Jika Anda menggunakan Ubuntu 22.04, 24.04, atau 26.04, cara termudah adalah menggunakan paket zram-tools. Paket ini akan membuat swap yang dikompresi di RAM secara otomatis saat boot. (Debian Wiki)
1. Install zram-tools
sudo apt update
sudo apt install zram-tools
2. Konfigurasi
Edit file konfigurasi:
sudo nano /etc/default/zramswap
Contoh konfigurasi yang saya sarankan:
ALGO=zstd
PERCENT=50
PRIORITY=100
Keterangan:
- ALGO=zstd → kompresi lebih baik (cocok untuk kebanyakan komputer)

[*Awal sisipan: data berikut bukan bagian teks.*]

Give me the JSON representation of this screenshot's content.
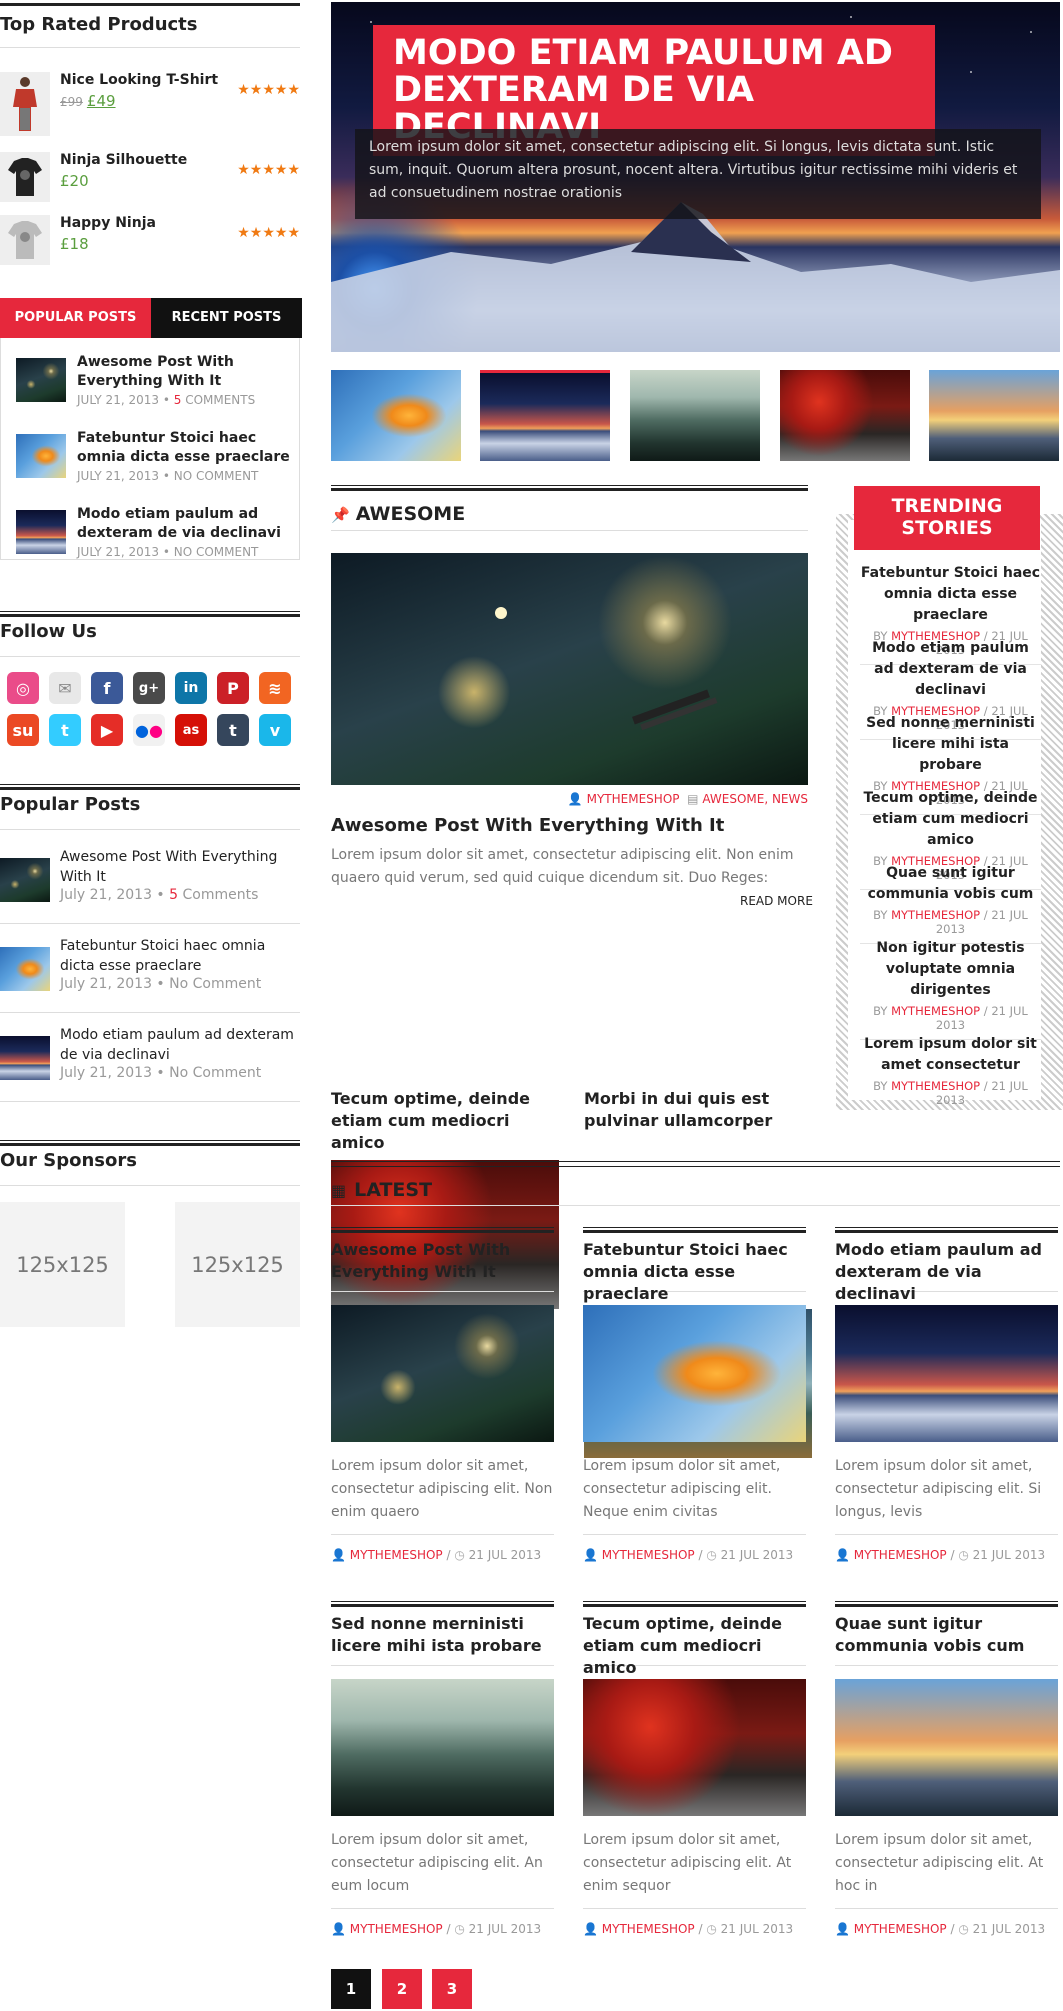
{
  "sidebar": {
    "top_rated": {
      "title": "Top Rated Products",
      "products": [
        {
          "name": "Nice Looking T-Shirt",
          "old_price": "£99",
          "price": "£49",
          "rating": 5
        },
        {
          "name": "Ninja Silhouette",
          "price": "£20",
          "rating": 5
        },
        {
          "name": "Happy Ninja",
          "price": "£18",
          "rating": 5
        }
      ],
      "stars": "★★★★★"
    },
    "tabs": {
      "popular_label": "POPULAR POSTS",
      "recent_label": "RECENT POSTS",
      "posts": [
        {
          "title": "Awesome Post With Everything With It",
          "date": "JULY 21, 2013",
          "count": "5",
          "comments": "COMMENTS"
        },
        {
          "title": "Fatebuntur Stoici haec omnia dicta esse praeclare",
          "date": "JULY 21, 2013",
          "comments": "NO COMMENT"
        },
        {
          "title": "Modo etiam paulum ad dexteram de via declinavi",
          "date": "JULY 21, 2013",
          "comments": "NO COMMENT"
        }
      ]
    },
    "follow": {
      "title": "Follow Us",
      "icons": [
        "dribbble-icon",
        "email-icon",
        "facebook-icon",
        "google-plus-icon",
        "linkedin-icon",
        "pinterest-icon",
        "rss-icon",
        "stumbleupon-icon",
        "twitter-icon",
        "youtube-icon",
        "flickr-icon",
        "lastfm-icon",
        "tumblr-icon",
        "vimeo-icon"
      ]
    },
    "popular": {
      "title": "Popular Posts",
      "posts": [
        {
          "title": "Awesome Post With Everything With It",
          "date": "July 21, 2013",
          "count": "5",
          "comments": "Comments"
        },
        {
          "title": "Fatebuntur Stoici haec omnia dicta esse praeclare",
          "date": "July 21, 2013",
          "comments": "No Comment"
        },
        {
          "title": "Modo etiam paulum ad dexteram de via declinavi",
          "date": "July 21, 2013",
          "comments": "No Comment"
        }
      ]
    },
    "sponsors": {
      "title": "Our Sponsors",
      "items": [
        "125x125",
        "125x125"
      ]
    }
  },
  "hero": {
    "title": "MODO ETIAM PAULUM AD DEXTERAM DE VIA DECLINAVI",
    "desc": "Lorem ipsum dolor sit amet, consectetur adipiscing elit. Si longus, levis dictata sunt. Istic sum, inquit. Quorum altera prosunt, nocent altera. Virtutibus igitur rectissime mihi videris et ad consuetudinem nostrae orationis"
  },
  "awesome": {
    "title": "AWESOME",
    "feature": {
      "author": "MYTHEMESHOP",
      "categories": "AWESOME, NEWS",
      "title": "Awesome Post With Everything With It",
      "excerpt": "Lorem ipsum dolor sit amet, consectetur adipiscing elit. Non enim quaero quid verum, sed quid cuique dicendum sit. Duo Reges:",
      "read_more": "READ MORE"
    },
    "small": [
      {
        "title": "Tecum optime, deinde etiam cum mediocri amico"
      },
      {
        "title": "Morbi in dui quis est pulvinar ullamcorper"
      }
    ]
  },
  "trending": {
    "title": "TRENDING STORIES",
    "by": "BY",
    "items": [
      {
        "title": "Fatebuntur Stoici haec omnia dicta esse praeclare",
        "author": "MYTHEMESHOP",
        "date": "21 JUL 2013"
      },
      {
        "title": "Modo etiam paulum ad dexteram de via declinavi",
        "author": "MYTHEMESHOP",
        "date": "21 JUL 2013"
      },
      {
        "title": "Sed nonne merninisti licere mihi ista probare",
        "author": "MYTHEMESHOP",
        "date": "21 JUL 2013"
      },
      {
        "title": "Tecum optime, deinde etiam cum mediocri amico",
        "author": "MYTHEMESHOP",
        "date": "21 JUL 2013"
      },
      {
        "title": "Quae sunt igitur communia vobis cum",
        "author": "MYTHEMESHOP",
        "date": "21 JUL 2013"
      },
      {
        "title": "Non igitur potestis voluptate omnia dirigentes",
        "author": "MYTHEMESHOP",
        "date": "21 JUL 2013"
      },
      {
        "title": "Lorem ipsum dolor sit amet consectetur",
        "author": "MYTHEMESHOP",
        "date": "21 JUL 2013"
      }
    ]
  },
  "latest": {
    "title": "LATEST",
    "posts": [
      {
        "title": "Awesome Post With Everything With It",
        "excerpt": "Lorem ipsum dolor sit amet, consectetur adipiscing elit. Non enim quaero",
        "author": "MYTHEMESHOP",
        "date": "21 JUL 2013"
      },
      {
        "title": "Fatebuntur Stoici haec omnia dicta esse praeclare",
        "excerpt": "Lorem ipsum dolor sit amet, consectetur adipiscing elit. Neque enim civitas",
        "author": "MYTHEMESHOP",
        "date": "21 JUL 2013"
      },
      {
        "title": "Modo etiam paulum ad dexteram de via declinavi",
        "excerpt": "Lorem ipsum dolor sit amet, consectetur adipiscing elit. Si longus, levis",
        "author": "MYTHEMESHOP",
        "date": "21 JUL 2013"
      },
      {
        "title": "Sed nonne merninisti licere mihi ista probare",
        "excerpt": "Lorem ipsum dolor sit amet, consectetur adipiscing elit. An eum locum",
        "author": "MYTHEMESHOP",
        "date": "21 JUL 2013"
      },
      {
        "title": "Tecum optime, deinde etiam cum mediocri amico",
        "excerpt": "Lorem ipsum dolor sit amet, consectetur adipiscing elit. At enim sequor",
        "author": "MYTHEMESHOP",
        "date": "21 JUL 2013"
      },
      {
        "title": "Quae sunt igitur communia vobis cum",
        "excerpt": "Lorem ipsum dolor sit amet, consectetur adipiscing elit. At hoc in",
        "author": "MYTHEMESHOP",
        "date": "21 JUL 2013"
      }
    ]
  },
  "pagination": {
    "pages": [
      "1",
      "2",
      "3"
    ],
    "current": "1"
  },
  "colors": {
    "accent": "#e6283c",
    "dark": "#111111",
    "price": "#5a9e3e",
    "star": "#f07a13"
  }
}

- PERCENT=50 → ukuran zram sebesar 50% dari RAM
- PRIORITY=100 → zram diprioritaskan dibanding swap disk
Anda juga bisa memilih:
- RAM 4–8 GB →
PERCENT=75 - RAM 16 GB →
PERCENT=50 - RAM 32 GB atau lebih →
PERCENT=25–30
Penggunaan zstd dan pengaturan persentase RAM ini merupakan konfigurasi yang umum direkomendasikan. (Debian Wiki)
3. Restart service
sudo systemctl restart zramswap
Atau reboot:
sudo reboot
4. Cek apakah aktif
Lihat swap:
swapon --show
atau
cat /proc/swaps
Contoh hasil:
NAME TYPE SIZE USED PRIO
/dev/zram0 partition 7.8G 0B 100
Lihat detail zram:
zramctl
Contoh:
NAME ALGORITHM DISKSIZE DATA COMPR TOTAL STREAMS
/dev/zram0 zstd 8G
5. Apakah swapfile perlu dihapus?
Tidak harus.
Ubuntu dapat menggunakan:
- zram untuk swap yang cepat di RAM.
- swapfile sebagai cadangan jika RAM benar-benar habis.
Konfigurasi seperti ini cukup umum dan aman digunakan. (Debian Wiki)
Kalau ingin hanya memakai zram, Anda bisa menonaktifkan swapfile:
sudo swapoff /swapfile
sudo sed -i 's|^/swapfile|#/swapfile|' /etc/fstab
Namun saya biasanya tetap menyarankan membiarkan swapfile aktif sebagai cadangan.
6. Cek performa
free -h
Contoh:
total used free shared buff/cache available
Mem: 15Gi 5Gi 8Gi
Swap: 8Gi 0Gi 8Gi
Demikian semoga membantu dan membuat SDCard / SSD mu menjadi lebih awet.